しょうけら

■しょうけら

▽解説

 『百怪図巻』などの化物尽くし絵巻には二足歩行の白っぽい犬のような姿で、『画図百鬼夜行』には人家の天窓から屋内を覗き込む鬼のような姿で描かれている妖怪です。

 暦の組み合わせによって六十日に一度巡ってくる庚申の日には、「庚申待」といって、徹夜して眠らずに身を慎むという習わしがあります。
 庚申の夜には眠っている人の体から三尸という虫が抜け出し、天帝に宿主の罪状を告げるといわれており、天帝はその報告を受けて人の寿命を縮めるのだと考えられていました。
 これを防ぐために庚申の日は眠らずに夜を明かし、虫を体外に出さないようにしたのです。
 庚申待の夜に寝てしまうと、しょうけらという鬼が病や災いを齎し寿命を縮められてしまうともいわれていました。江戸時代の頃にはこれを避けるための呪歌があり、「しょうけらはわたとてまたか我宿へねぬぞねたかぞねたかぞねぬば」「しょうきらやねるやさるや我床にねたれどねへてねへてねたれと」と唱えれば無事に過ごせるとされました。
 また、元禄以降に作られたと思われる『庚申伝』という書籍には、しょうきら(しょうけら)は一説には三尸のことだとの記述があります。

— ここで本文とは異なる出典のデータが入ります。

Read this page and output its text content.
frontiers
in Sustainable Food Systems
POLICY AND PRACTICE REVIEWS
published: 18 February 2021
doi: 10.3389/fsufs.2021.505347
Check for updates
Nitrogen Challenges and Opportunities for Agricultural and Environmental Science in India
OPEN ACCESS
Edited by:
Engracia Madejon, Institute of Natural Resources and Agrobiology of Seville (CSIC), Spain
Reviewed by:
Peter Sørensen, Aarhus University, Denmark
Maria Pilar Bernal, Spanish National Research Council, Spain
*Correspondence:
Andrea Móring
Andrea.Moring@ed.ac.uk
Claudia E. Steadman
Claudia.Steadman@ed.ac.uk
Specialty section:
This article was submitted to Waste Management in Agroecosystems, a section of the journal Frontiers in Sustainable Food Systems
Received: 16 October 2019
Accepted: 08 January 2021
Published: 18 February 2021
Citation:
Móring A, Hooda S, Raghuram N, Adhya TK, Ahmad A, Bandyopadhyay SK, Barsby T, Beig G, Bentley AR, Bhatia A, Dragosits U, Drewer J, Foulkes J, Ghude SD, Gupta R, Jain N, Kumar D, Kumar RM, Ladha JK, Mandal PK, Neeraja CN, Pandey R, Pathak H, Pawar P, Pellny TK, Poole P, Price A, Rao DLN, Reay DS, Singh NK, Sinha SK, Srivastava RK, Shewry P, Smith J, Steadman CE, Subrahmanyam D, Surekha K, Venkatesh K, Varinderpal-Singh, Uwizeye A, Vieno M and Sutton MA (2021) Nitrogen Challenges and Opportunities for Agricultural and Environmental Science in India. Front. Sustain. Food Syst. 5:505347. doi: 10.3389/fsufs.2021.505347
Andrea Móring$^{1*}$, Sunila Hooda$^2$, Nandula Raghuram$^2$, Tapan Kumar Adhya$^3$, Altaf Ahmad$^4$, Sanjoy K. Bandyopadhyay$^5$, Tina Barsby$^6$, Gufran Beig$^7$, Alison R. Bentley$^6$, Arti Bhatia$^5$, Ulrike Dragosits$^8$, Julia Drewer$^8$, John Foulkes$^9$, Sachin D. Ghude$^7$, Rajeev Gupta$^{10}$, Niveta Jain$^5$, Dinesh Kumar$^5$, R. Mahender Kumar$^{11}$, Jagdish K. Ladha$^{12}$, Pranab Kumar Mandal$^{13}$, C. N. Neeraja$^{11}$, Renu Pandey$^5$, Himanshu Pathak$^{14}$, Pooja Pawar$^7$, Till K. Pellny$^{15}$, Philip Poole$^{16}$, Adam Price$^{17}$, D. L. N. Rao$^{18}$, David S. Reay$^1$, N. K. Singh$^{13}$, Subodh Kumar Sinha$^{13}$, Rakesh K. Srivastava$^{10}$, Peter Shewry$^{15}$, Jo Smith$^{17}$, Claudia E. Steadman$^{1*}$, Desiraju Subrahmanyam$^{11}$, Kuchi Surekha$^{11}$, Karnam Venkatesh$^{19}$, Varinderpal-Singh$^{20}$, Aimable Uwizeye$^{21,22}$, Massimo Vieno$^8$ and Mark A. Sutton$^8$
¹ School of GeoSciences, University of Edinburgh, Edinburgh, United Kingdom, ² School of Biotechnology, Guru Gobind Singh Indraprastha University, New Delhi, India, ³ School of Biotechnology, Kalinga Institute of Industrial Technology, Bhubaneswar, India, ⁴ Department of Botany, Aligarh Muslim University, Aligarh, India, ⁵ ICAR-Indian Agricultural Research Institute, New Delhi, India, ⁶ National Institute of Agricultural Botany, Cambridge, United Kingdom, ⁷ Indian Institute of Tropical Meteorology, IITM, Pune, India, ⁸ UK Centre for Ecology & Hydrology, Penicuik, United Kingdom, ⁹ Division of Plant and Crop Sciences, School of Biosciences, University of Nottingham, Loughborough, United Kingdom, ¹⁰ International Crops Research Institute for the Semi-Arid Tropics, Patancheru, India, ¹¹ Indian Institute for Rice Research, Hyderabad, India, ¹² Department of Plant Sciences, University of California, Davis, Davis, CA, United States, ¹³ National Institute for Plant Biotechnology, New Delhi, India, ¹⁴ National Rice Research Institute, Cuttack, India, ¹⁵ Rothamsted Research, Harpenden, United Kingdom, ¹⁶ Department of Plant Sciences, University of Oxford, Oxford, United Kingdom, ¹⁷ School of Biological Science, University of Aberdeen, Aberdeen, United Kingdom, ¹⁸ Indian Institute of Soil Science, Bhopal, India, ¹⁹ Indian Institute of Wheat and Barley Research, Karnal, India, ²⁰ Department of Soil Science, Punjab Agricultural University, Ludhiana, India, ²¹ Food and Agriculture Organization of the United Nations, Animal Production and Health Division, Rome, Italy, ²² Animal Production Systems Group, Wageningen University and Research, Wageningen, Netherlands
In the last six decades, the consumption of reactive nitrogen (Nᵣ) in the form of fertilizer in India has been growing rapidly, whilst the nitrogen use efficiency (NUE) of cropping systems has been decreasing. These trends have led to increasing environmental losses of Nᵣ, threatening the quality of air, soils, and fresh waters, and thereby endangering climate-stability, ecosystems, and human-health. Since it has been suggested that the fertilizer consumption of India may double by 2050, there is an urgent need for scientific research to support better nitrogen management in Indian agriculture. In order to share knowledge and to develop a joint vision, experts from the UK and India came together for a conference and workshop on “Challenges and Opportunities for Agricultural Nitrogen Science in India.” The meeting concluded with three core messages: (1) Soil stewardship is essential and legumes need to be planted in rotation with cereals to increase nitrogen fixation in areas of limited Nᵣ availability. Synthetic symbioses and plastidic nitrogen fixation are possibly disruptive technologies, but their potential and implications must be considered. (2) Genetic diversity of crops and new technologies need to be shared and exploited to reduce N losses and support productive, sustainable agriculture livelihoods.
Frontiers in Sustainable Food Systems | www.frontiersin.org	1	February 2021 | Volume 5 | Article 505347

 児童書などでは天窓から人家を覗く妖怪などと説明されていることもありますが、これは石燕の絵から状況を想像した記述に過ぎないようです。


▽註

・『百怪図巻』…佐脇嵩之の妖怪絵巻。元文2年(1737)制作。30種の妖怪が描かれている。「妖怪図巻」とも。
・『画図百鬼夜行』…鳥山石燕の妖怪画集第一作。安永5年(1776)刊行。

 

 しょうけらって難しいお化けですね。『百鬼解読』の解説文とか読んでても混乱します。三尸虫についてはまたいつか……。